I never used to think of hobbies as a job that no one pays me for, but framing it that way has helped me focus on staying positive. I have really, really struggled with rumination to the point of constant panic attacks and being paralyzed by my thoughts. Having something else to think about that is only fun, that is untouched by negativity, has been necessary to my functioning. When I began taking a closer look at my thoughts throughout the day, I realized I was really just thinking about work and what is wrong in my life. It’s not something I’ve conquered at all, but having a side project that takes up time has been fantastic for me. And hey, who knows — maybe someone will buy all the art I’ve been working on. Who says hobbies can’t be surprisingly lucrative?
No matter what thoughts persist in your mind, know that this stranger on this internet is rooting for you.

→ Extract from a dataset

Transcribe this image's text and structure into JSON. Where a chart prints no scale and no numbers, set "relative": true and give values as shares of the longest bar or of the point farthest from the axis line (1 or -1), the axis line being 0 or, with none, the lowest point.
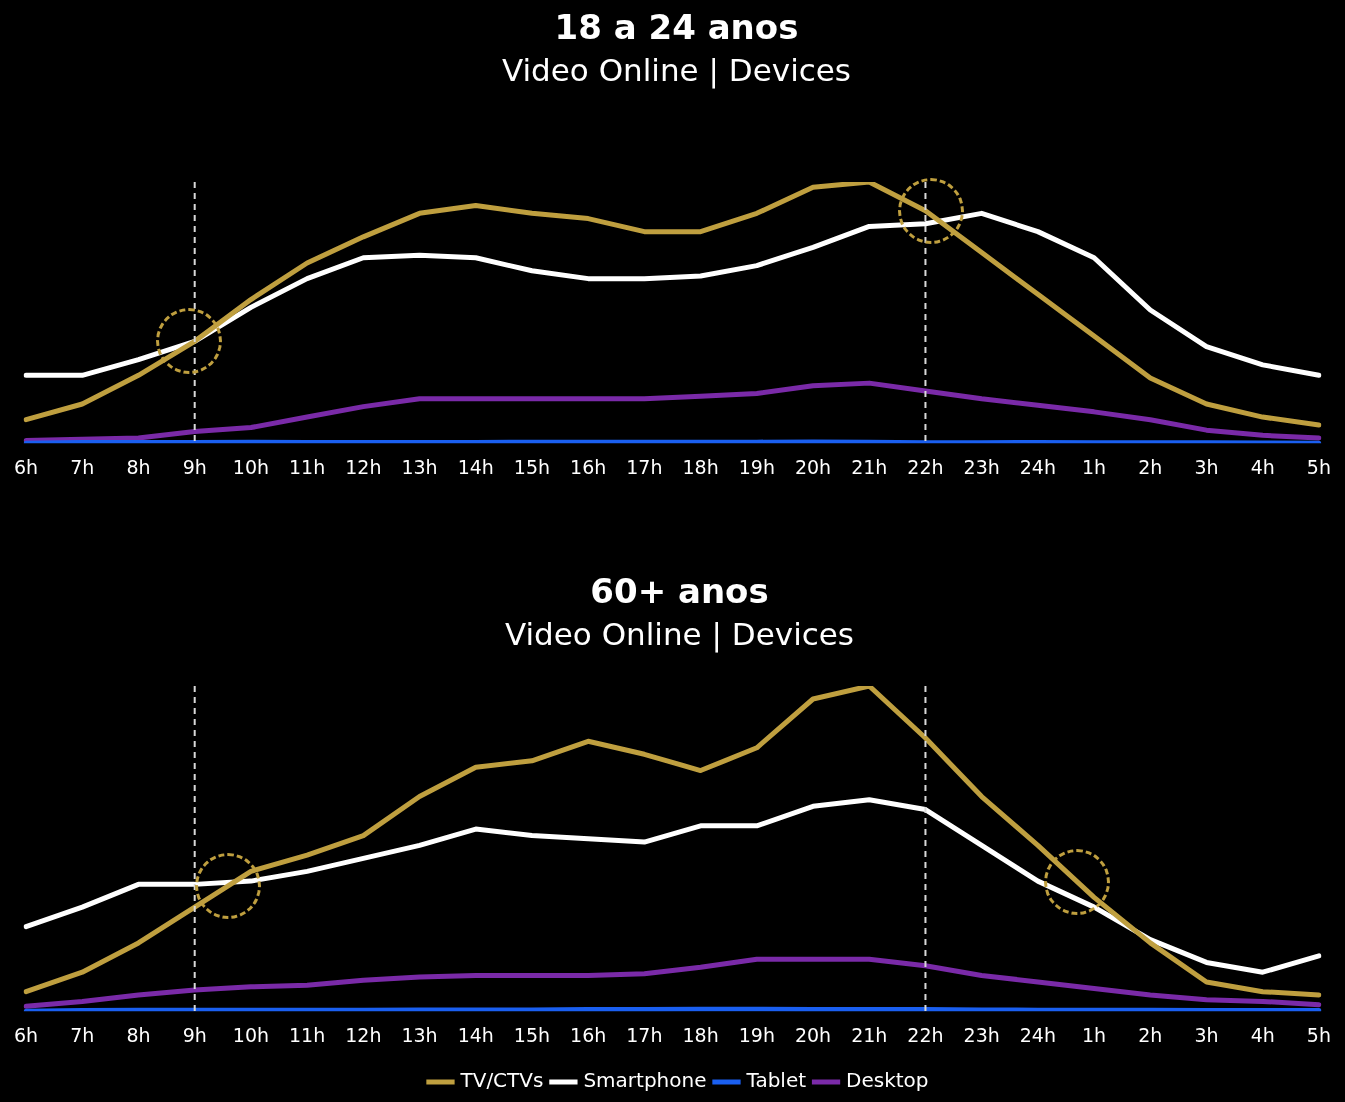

It’s easy to isolate right now, but we need to stay connected. My downfall in life has been isolating when I need support the most. It is nigh impossible to isolate in my home that I share with my partner, and I am thankful for that. I know many people are living alone or feel like they are living alone, and that could possibly make life unbearable right now. So reach out in whatever way makes sense — to family, friends, colleagues, or even strangers on the internet. We live in a wondrous age of fast technology, so there are plenty of tools to help us connect to our loved ones from afar.
Despite all the fear, all the uncertainty, we will get through this together. I don’t know what the frontline will look like for me in a month or even next week. My bipolar tries to drag me down into that familiar place of doom and gloom, but I’ve found a way to reason with it through all the skills and tools I’ve learned throughout the years. No matter what thoughts persist in your mind, know that this stranger on this internet is rooting for you. Even in the darkest places in our world and in our minds, there is always one spark of hope — and connection lights the fire.